Let’s face it, if you’re under 40 in mind, spirit, or body, you probably dread voicemail and calls. I’d rather just get a quick text and read it when I feel I have a spare moment. Voicemail has become so exhausting that my current voicemail message starts with “I don’t accept voicemail unless you are a family member, medical provider, or law enforcement…please text me instead.” I admit it’s gotten mixed reviews. But text messaging is a part of our society right now, and veterinarians should use it appropriately while understanding legal requirements around it. I’ll go through the legal hows below, and then let you know how we’re using texting at our clinic.
The AVMA model Veterinary Practice act has several sections, including patient confidentiality in Section 19 that expressly mention electronic authorization or waiver. ( https://www.avma.org/KB/Policies/Pages/Model-Veterinary-Practice-Act.aspx ). The Georgia Veterinary Practice Act has similar references to electronic records and consents in several places. It’s a sound position that an e-mail, text, or (gasp) fax, can act as client consent. Technically, a voicemail is an electronic storage of a voice, and is also an electronic consent. Further bolstering this is the now venerable Electronic Signatures and Records in Commerce Act of 2000, signed into law by President Clinton, that allows electronic signatures and records to have the same status as in person or paper records. Almost every state has an a version of this in addition to the federal law.
That was all very wordy, but what it means is that vet practices can accept consent for procedures, payments, boarding, and other routine communication with an electronic, rather than paper trail. It also means that you can use texts as part of your patient and client records. Many texting applications allow you to “capture” a set of texting, and then send it as an image to another person. This is a good way to capture client consent and put it as an attachment in your record(s). Some practices just put a line in the record that says “texted on x day, client consented, [client consent quote].” You’ll have to determine the right amount of detail. For our clinic I recommend you at least capture the question and the consent.
There are a lot of solutions out there.

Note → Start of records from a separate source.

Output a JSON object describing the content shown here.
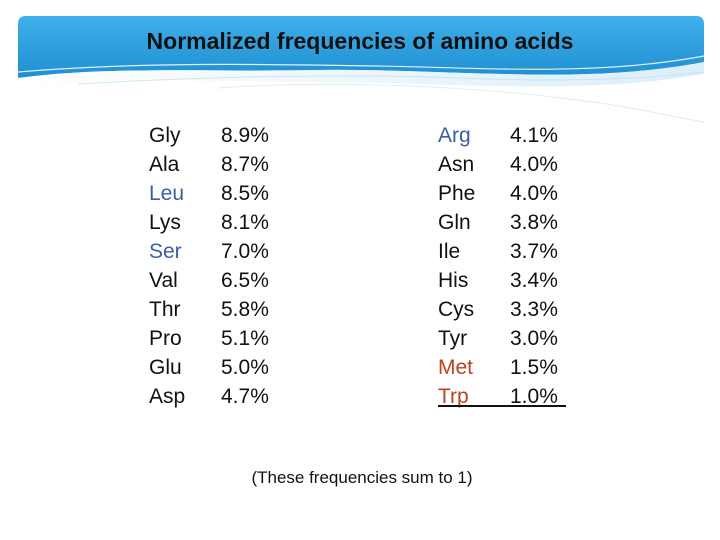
{
  "title": "Normalized frequencies of amino acids",
  "colors": {
    "accent_blue": "#3b5fa7",
    "accent_red": "#b8451c",
    "banner": "#33a6e3"
  },
  "left_table": [
    {
      "name": "Gly",
      "freq": "8.9%"
    },
    {
      "name": "Ala",
      "freq": "8.7%"
    },
    {
      "name": "Leu",
      "freq": "8.5%"
    },
    {
      "name": "Lys",
      "freq": "8.1%"
    },
    {
      "name": "Ser",
      "freq": "7.0%"
    },
    {
      "name": "Val",
      "freq": "6.5%"
    },
    {
      "name": "Thr",
      "freq": "5.8%"
    },
    {
      "name": "Pro",
      "freq": "5.1%"
    },
    {
      "name": "Glu",
      "freq": "5.0%"
    },
    {
      "name": "Asp",
      "freq": "4.7%"
    }
  ],
  "right_table": [
    {
      "name": "Arg",
      "freq": "4.1%"
    },
    {
      "name": "Asn",
      "freq": "4.0%"
    },
    {
      "name": "Phe",
      "freq": "4.0%"
    },
    {
      "name": "Gln",
      "freq": "3.8%"
    },
    {
      "name": "Ile",
      "freq": "3.7%"
    },
    {
      "name": "His",
      "freq": "3.4%"
    },
    {
      "name": "Cys",
      "freq": "3.3%"
    },
    {
      "name": "Tyr",
      "freq": "3.0%"
    },
    {
      "name": "Met",
      "freq": "1.5%"
    },
    {
      "name": "Trp",
      "freq": "1.0%"
    }
  ],
  "note": "(These frequencies sum to 1)"
}
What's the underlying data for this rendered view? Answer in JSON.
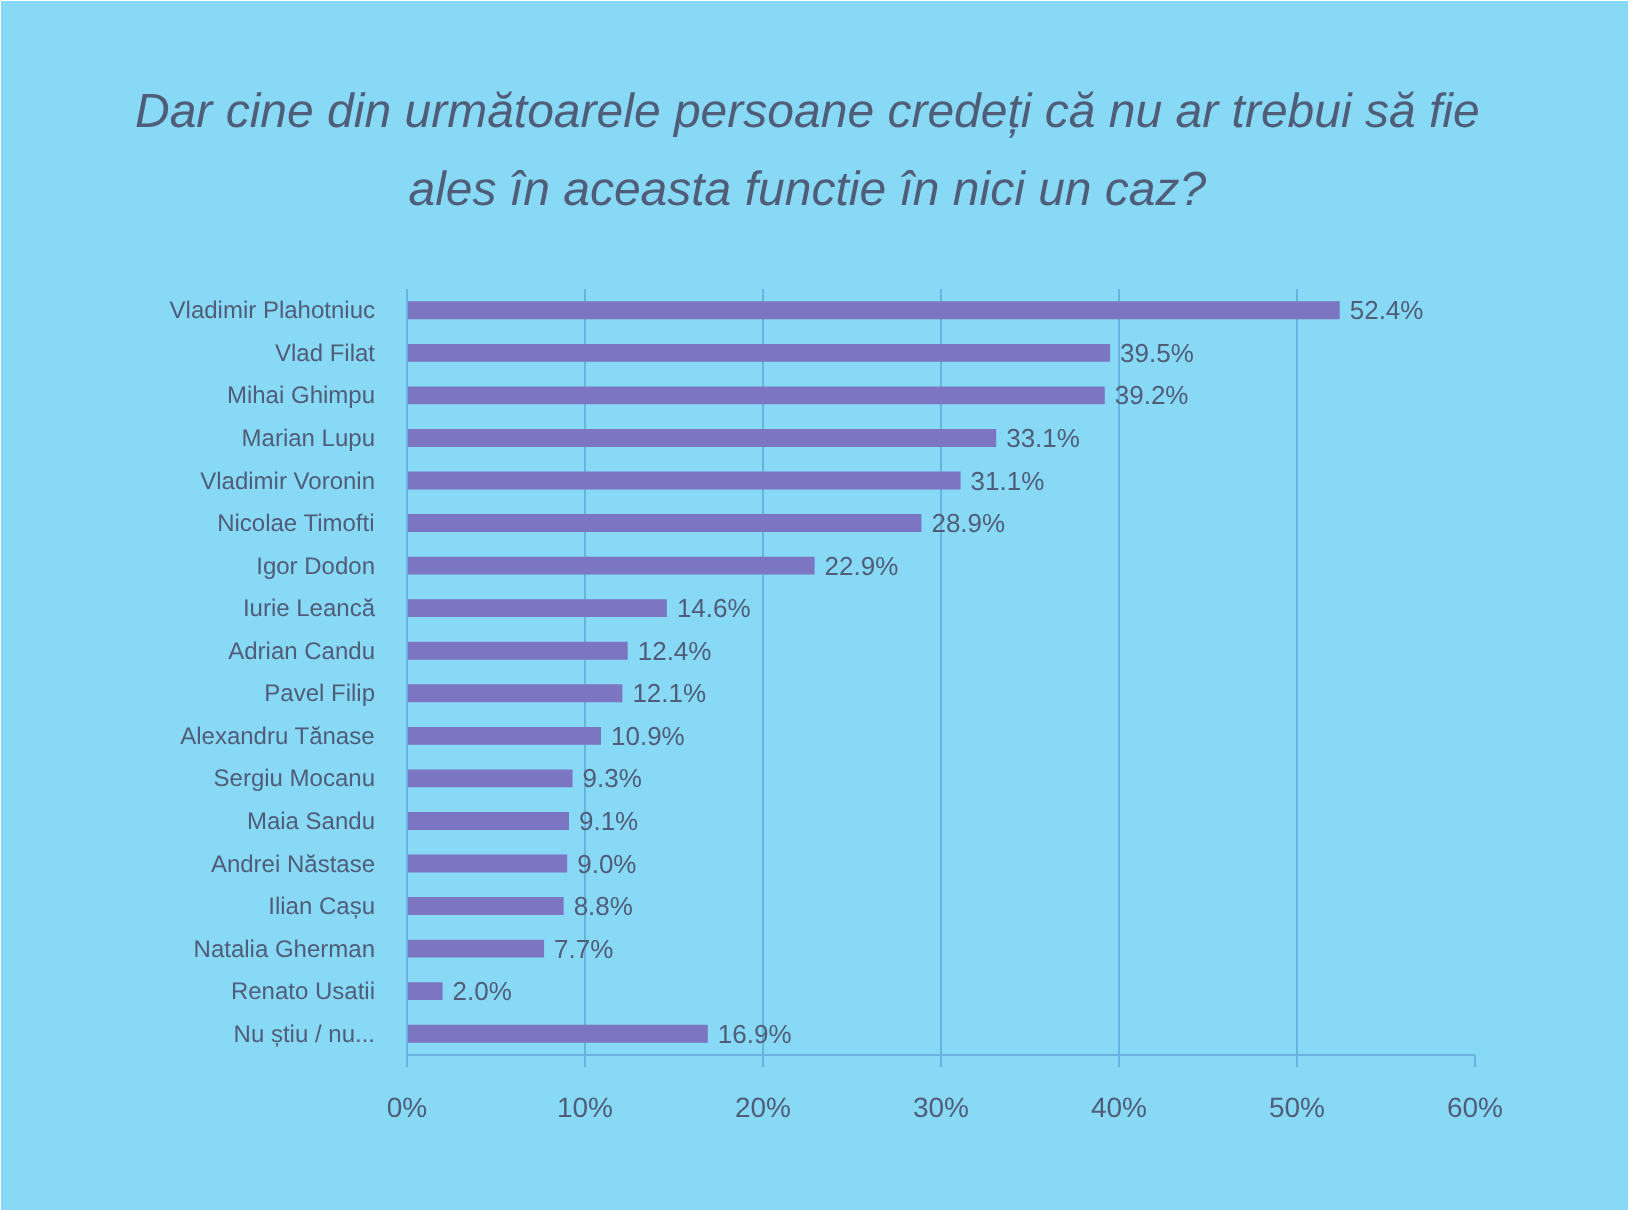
{
  "chart_data": {
    "type": "bar",
    "orientation": "horizontal",
    "title": "Dar cine din următoarele persoane credeți că nu ar trebui să fie ales în aceasta functie în nici un caz?",
    "categories": [
      "Vladimir Plahotniuc",
      "Vlad Filat",
      "Mihai Ghimpu",
      "Marian Lupu",
      "Vladimir Voronin",
      "Nicolae Timofti",
      "Igor Dodon",
      "Iurie Leancă",
      "Adrian Candu",
      "Pavel Filip",
      "Alexandru Tănase",
      "Sergiu Mocanu",
      "Maia Sandu",
      "Andrei Năstase",
      "Ilian Cașu",
      "Natalia Gherman",
      "Renato Usatii",
      "Nu știu / nu..."
    ],
    "values": [
      52.4,
      39.5,
      39.2,
      33.1,
      31.1,
      28.9,
      22.9,
      14.6,
      12.4,
      12.1,
      10.9,
      9.3,
      9.1,
      9.0,
      8.8,
      7.7,
      2.0,
      16.9
    ],
    "value_labels": [
      "52.4%",
      "39.5%",
      "39.2%",
      "33.1%",
      "31.1%",
      "28.9%",
      "22.9%",
      "14.6%",
      "12.4%",
      "12.1%",
      "10.9%",
      "9.3%",
      "9.1%",
      "9.0%",
      "8.8%",
      "7.7%",
      "2.0%",
      "16.9%"
    ],
    "color": "#7b75c2",
    "xlim": [
      0,
      60
    ],
    "xticks": [
      {
        "value": 0,
        "label": "0%"
      },
      {
        "value": 10,
        "label": "10%"
      },
      {
        "value": 20,
        "label": "20%"
      },
      {
        "value": 30,
        "label": "30%"
      },
      {
        "value": 40,
        "label": "40%"
      },
      {
        "value": 50,
        "label": "50%"
      },
      {
        "value": 60,
        "label": "60%"
      }
    ],
    "grid": "x"
  }
}
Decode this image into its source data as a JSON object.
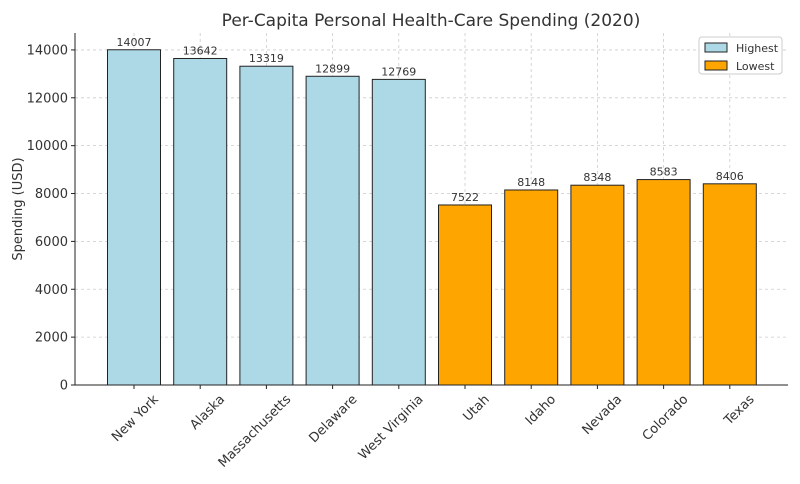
{
  "chart_data": {
    "type": "bar",
    "title": "Per-Capita Personal Health-Care Spending (2020)",
    "xlabel": "",
    "ylabel": "Spending (USD)",
    "ylim": [
      0,
      14707
    ],
    "yticks": [
      0,
      2000,
      4000,
      6000,
      8000,
      10000,
      12000,
      14000
    ],
    "grid": true,
    "legend_position": "top-right",
    "categories": [
      "New York",
      "Alaska",
      "Massachusetts",
      "Delaware",
      "West Virginia",
      "Utah",
      "Idaho",
      "Nevada",
      "Colorado",
      "Texas"
    ],
    "values": [
      14007,
      13642,
      13319,
      12899,
      12769,
      7522,
      8148,
      8348,
      8583,
      8406
    ],
    "groups": [
      "Highest",
      "Highest",
      "Highest",
      "Highest",
      "Highest",
      "Lowest",
      "Lowest",
      "Lowest",
      "Lowest",
      "Lowest"
    ],
    "series": [
      {
        "name": "Highest",
        "color": "#add8e6"
      },
      {
        "name": "Lowest",
        "color": "#ffa500"
      }
    ]
  }
}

Google Voice, 2SMS, AT&T Business texting, Line2, etc…. You can also just ‘old school’ it and have a clinic cellphone or tablet with a separate number. We use Google Voice, because it can be accessed by reception and the back. It also allows our managers to see it off site, and to look through records of past texts. Most products have this same functionality, this isn’t an endorsement as much as letting you know what we use. I will say that Google makes theirs easy enough that our reception learned it quickly.
But just because something is legal, doesn’t mean it is appropriate to do. It’s legal to sing my conversations to everyone using only Adelle lyrics. It probably would destroy most of my personal and professional relationships. And by extension, it’s not the best idea to use texting in all situations. Your professional and business judgement should be used here.
Some of the things we use texting for:
- Setting up meetings with Employees
- Supply requests
- Notifying a client that the patient has successfully come out of surgery
- Notifying a client that they have an appointment the next day
- Notifying a client that their pet is available for pickup from boarding (or dry from a bath)
- Notifying a client that their dog food/prescription/supplies have come in
- Notifying a client of a billing issue
- Asking for consent for something already discussed
- Asking them to call for an unexpected complication
- Finding available times for an appointment
- Notifying an offsite doctor a client has come in and wants to see them.
- Letting a referring doctor know the outcome of a procedure.
This isn’t a complete list by any means, but the consistent theme is that we aren’t discussing new items by text, only things we have already covered in person. This really limits confusion or frustration.
Make certain you have clear written guidelines on how to use the text line in your clinic. It should include who can text, when you text, and what things you text about. I’d recommend that your reception or clinic manager review the texts each day to make certain you are communicating in a way that is positive and helpful for your clients and clinic. I don’t think reviewing every text before it is sent is helpful, assuming you have competent staff that you trust. Just keep some monitoring to adjust messaging and tone as you develop a texting presence.
Some clinics post their text numbers on their websites and advertising. I’m not a fan of this, primarily because a lot of time is wasted on price comparison. Texting is easily misread, so using it to resolve conflict or as a feedback line has lead to some ugly, public disputes with vet clinics. Some owners abuse the texting to try to get a consultation or information without seeing a vet, which is not good for the patient or the public. (See my blog on physical exams- There’s no relief from physical exams.)
My bit of advice is that everything you text can and probably will be copied and posted on blogs, forums, social media, or reviews. You have little to no rights of confidentiality in these texts. So anything sensitive, or that could be misinterpreted, is likely to cause you and your clinic untold concern. It may even give the veterinary community as a whole a bad name. And it will likely live on for years after the event, even if it’s just a misunderstanding.
Texting can have a lot of positive commercial and customer satisfaction benefits for your clinic if used appropriately. You just need to decide how you want to use it, and make sure your staff understands the boundaries.